More people out of work… fewer dollars are placed into the economy. Given a stagnant economy producing the same amount of goods and services, fewer dollars are created to buy “stuff.” Less demand means lower prices.
But, that also means that fewer people can afford to buy the goods and services they once enjoyed. The middle class will bears the majority of that suffering. Fewer jobs, less money to buy stuff means that people will just be poorer. The  reduced price won’t matter. The unemployed middle class can’t afford it anyway.
Such monetary policy alone  forces the middle class workers,  almost alone, to pay for the irresponsible monetary excess of Joe Biden.
Obviously this all means  that the  greatest enemy of  middle class workers is “ lunch bucket Joe.” He  claims to be their friend. In reality, his monetary policy and inflation are just a tax on the middle class. But most voters will not know that.
Firstly, most of the news media will not tell them, But, more importantly, neither will the Republicans.
The “ loyal opposition” seems consumed with foreign wars, Hunter Biden and corporate tax cuts. While these may be important, most of America doesn’t care. “ It’s the economy, stupid!” And it will always be so.
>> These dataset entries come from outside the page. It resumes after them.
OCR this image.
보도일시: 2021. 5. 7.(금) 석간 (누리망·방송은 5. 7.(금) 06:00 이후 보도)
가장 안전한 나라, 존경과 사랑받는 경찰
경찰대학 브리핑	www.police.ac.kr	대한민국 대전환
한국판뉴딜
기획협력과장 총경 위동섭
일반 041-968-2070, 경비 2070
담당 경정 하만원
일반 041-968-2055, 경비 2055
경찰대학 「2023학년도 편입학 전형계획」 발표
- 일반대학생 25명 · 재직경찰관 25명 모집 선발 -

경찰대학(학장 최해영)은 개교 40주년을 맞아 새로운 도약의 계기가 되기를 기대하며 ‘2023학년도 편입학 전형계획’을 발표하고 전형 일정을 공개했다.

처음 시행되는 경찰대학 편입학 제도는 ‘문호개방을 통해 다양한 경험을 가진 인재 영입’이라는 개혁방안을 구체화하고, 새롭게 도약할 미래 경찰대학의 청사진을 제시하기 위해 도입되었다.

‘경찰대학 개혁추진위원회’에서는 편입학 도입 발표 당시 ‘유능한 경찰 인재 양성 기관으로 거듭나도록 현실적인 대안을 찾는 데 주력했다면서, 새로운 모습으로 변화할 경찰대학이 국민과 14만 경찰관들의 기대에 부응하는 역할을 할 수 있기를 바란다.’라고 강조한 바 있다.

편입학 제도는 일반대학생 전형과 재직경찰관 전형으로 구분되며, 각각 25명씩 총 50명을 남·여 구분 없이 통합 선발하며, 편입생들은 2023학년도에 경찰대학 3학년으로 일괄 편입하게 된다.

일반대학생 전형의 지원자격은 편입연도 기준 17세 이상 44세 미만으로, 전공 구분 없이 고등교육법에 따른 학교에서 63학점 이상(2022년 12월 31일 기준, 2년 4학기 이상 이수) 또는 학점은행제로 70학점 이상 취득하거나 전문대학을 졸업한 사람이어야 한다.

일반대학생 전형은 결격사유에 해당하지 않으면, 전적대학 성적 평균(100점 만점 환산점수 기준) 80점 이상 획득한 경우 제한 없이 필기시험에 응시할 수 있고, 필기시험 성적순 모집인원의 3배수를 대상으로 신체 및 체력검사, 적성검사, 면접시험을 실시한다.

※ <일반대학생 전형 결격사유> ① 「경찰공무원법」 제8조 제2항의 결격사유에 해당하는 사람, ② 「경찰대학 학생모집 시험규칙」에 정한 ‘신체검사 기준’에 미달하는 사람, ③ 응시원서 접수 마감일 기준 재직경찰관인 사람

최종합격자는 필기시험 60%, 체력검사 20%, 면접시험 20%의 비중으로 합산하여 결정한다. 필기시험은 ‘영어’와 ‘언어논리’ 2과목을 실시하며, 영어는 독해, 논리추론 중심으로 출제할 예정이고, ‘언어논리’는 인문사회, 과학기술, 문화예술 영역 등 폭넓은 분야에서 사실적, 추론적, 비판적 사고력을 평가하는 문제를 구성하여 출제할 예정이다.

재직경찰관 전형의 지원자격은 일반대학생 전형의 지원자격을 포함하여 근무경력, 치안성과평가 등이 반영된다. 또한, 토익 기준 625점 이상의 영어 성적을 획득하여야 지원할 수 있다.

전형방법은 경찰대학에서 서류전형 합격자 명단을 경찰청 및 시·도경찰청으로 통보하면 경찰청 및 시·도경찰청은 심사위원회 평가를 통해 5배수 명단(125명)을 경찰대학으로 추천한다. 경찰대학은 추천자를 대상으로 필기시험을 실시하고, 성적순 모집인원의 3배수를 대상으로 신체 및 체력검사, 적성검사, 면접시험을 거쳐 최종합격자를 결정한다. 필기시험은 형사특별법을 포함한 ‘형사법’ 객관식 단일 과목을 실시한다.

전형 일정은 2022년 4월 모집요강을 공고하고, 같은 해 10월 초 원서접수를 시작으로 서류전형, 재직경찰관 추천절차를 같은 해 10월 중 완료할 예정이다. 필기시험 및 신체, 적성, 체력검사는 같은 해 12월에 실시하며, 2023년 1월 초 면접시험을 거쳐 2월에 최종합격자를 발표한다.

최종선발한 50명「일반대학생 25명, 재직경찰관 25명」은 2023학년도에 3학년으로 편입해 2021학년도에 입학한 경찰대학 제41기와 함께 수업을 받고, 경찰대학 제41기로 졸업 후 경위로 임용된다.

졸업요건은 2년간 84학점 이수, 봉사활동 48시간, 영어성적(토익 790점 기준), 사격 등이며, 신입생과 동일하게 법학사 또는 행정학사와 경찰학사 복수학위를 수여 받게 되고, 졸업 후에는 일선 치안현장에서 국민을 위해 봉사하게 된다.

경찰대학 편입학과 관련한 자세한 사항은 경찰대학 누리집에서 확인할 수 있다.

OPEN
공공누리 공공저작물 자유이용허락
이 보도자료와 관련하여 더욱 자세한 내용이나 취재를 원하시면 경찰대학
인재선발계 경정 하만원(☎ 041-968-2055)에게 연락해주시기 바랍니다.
Ronald Reagan, a former union President himself, was as at home as much on the factory floor as he was on the country club ballroom. All workers, union and non-union,  want the same thing… a decent wage to create a decent living.He spoke directly to the worker, not the union boss. He talked to the shopkeeper and the church congregation. Today, too many Republicans just won’t do that or do not know how.
The Democrats have abandoned the middle class while taxing them indirectly with inflation. But too many Republicans are too “ stuck up” to go woo those who  the Democrats abandoned. Republicans need to connect with the naturally conservative middle class. They need to learn from Ronald Reagan if they are ever to become the majority.OtherwiseBud Light sales will rise and the middle class will vote for Democrats forever.